論文タイトル
Disulphide and sequence-encoded conformational priors guide nanobody structure prediction
出典

要旨
ナノボディの HCDR3 ループがとる「kinked/extended」という配置様式(ブループリント)と、非カノニカルジスルフィド結合に着目し、これらを明示的に扱う軽量構造予測モデル NbForge を公開しています。
解説など
本研究は、ナノボディ(VHH)の構造予測において、特に重要な以下の2点を明示的に扱うことを目的としています。
- HCDR3ループの「kinked(フレームワークに折り返して接触する型)」と「extended(溶媒側に伸びる型)」という離散的な配置様式(blueprint)
- 追加のシステイン残基による非カノニカルジスルフィド結合(NCDB)
従来の構造予測モデルは、主に RMSD(原子座標のずれ)といった連続値の誤差で評価されてきました。しかし本文では、RMSD が良好でも、HCDR3の配置様式を取り違えたり、正しいジスルフィド結合を再現できないケースがあると指摘されています 。
そこで著者らは、
- 配列から HCDR3 の blueprint を予測する分類器「NbFrame」
- ジスルフィド結合の幾何拘束を明示的に学習させた構造予測モデル「NbForge」
を開発しました。
(1) NbFrame:配列から blueprint を予測
まず、PDB 構造をもとに HCDR3 の構造的特徴(角度、FR2 との接触密度、相対溶媒アクセス性など)を用いて、kinked/extended を分類しています。
そのうえで、フレームワーク領域(CDRではない部分)のアミノ酸組成に着目し、特定ポジションでの残基出現頻度を特徴量としてロジスティック回帰モデルを学習しています。

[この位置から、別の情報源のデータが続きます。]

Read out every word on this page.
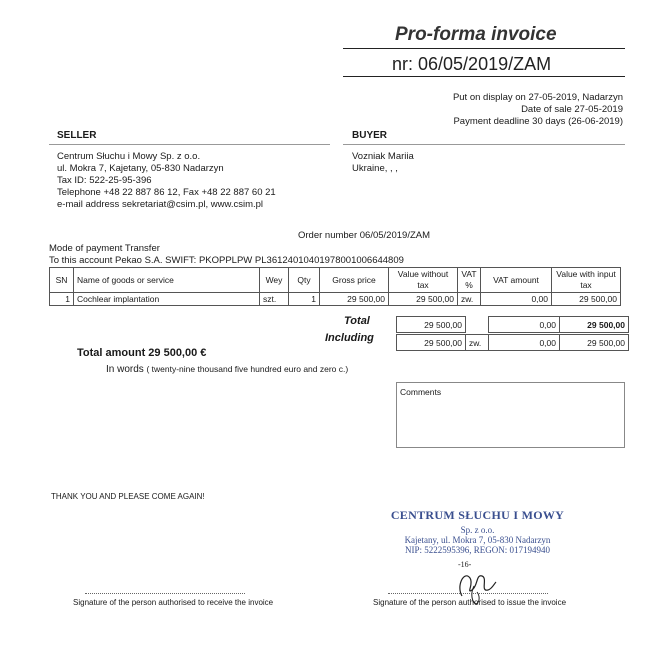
Pro-forma invoice
nr: 06/05/2019/ZAM
Put on display on 27-05-2019, Nadarzyn
Date of sale 27-05-2019
Payment deadline 30 days (26-06-2019)
SELLER
Centrum Słuchu i Mowy Sp. z o.o.
ul. Mokra 7, Kajetany, 05-830 Nadarzyn
Tax ID: 522-25-95-396
Telephone +48 22 887 86 12, Fax +48 22 887 60 21
e-mail address sekretariat@csim.pl, www.csim.pl
BUYER
Vozniak Mariia
Ukraine, , ,
Order number 06/05/2019/ZAM
Mode of payment Transfer
To this account Pekao S.A. SWIFT: PKOPPLPW PL36124010401978001006644809
SN	Name of goods or service	Wey	Qty	Gross price	Value without tax	VAT %	VAT amount	Value with input tax
1	Cochlear implantation	szt.	1	29 500,00	29 500,00	zw.	0,00	29 500,00
Total	29 500,00		0,00	29 500,00
Including	29 500,00	zw.	0,00	29 500,00
Total amount 29 500,00 €
In words ( twenty-nine thousand five hundred euro and zero c.)
Comments
THANK YOU AND PLEASE COME AGAIN!
CENTRUM SŁUCHU I MOWY
Sp. z o.o.
Kajetany, ul. Mokra 7, 05-830 Nadarzyn
NIP: 5222595396, REGON: 017194940
-16-
Signature of the person authorised to receive the invoice	Signature of the person authorised to issue the invoice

(2) NbForge:ジスルフィド拘束を組み込んだ軽量モデル
NbForge は、AlphaFold2 の「structure module」をベースにした軽量モデルです。
特徴は以下の3点です。
- VH/VHH 両方のデータを活用した学習
- ジスルフィド結合に対する明示的な損失関数
- SG–SG距離、Cβ–Cβ距離、角度や二面角の拘束
- 自己蒸留(self-distillation)
- 約2,200万配列のVHHライブラリから
- MMseqs でクラスタリング
- NbFrame で blueprint が高信頼な配列のみ抽出
- 約58,575構造を合成データとして再学習
NbForge は、H3 構造予測や blueprint の正答率などにおいて、Boltz1 を超え、また推論時間が大きく早いことが性能面での特徴です。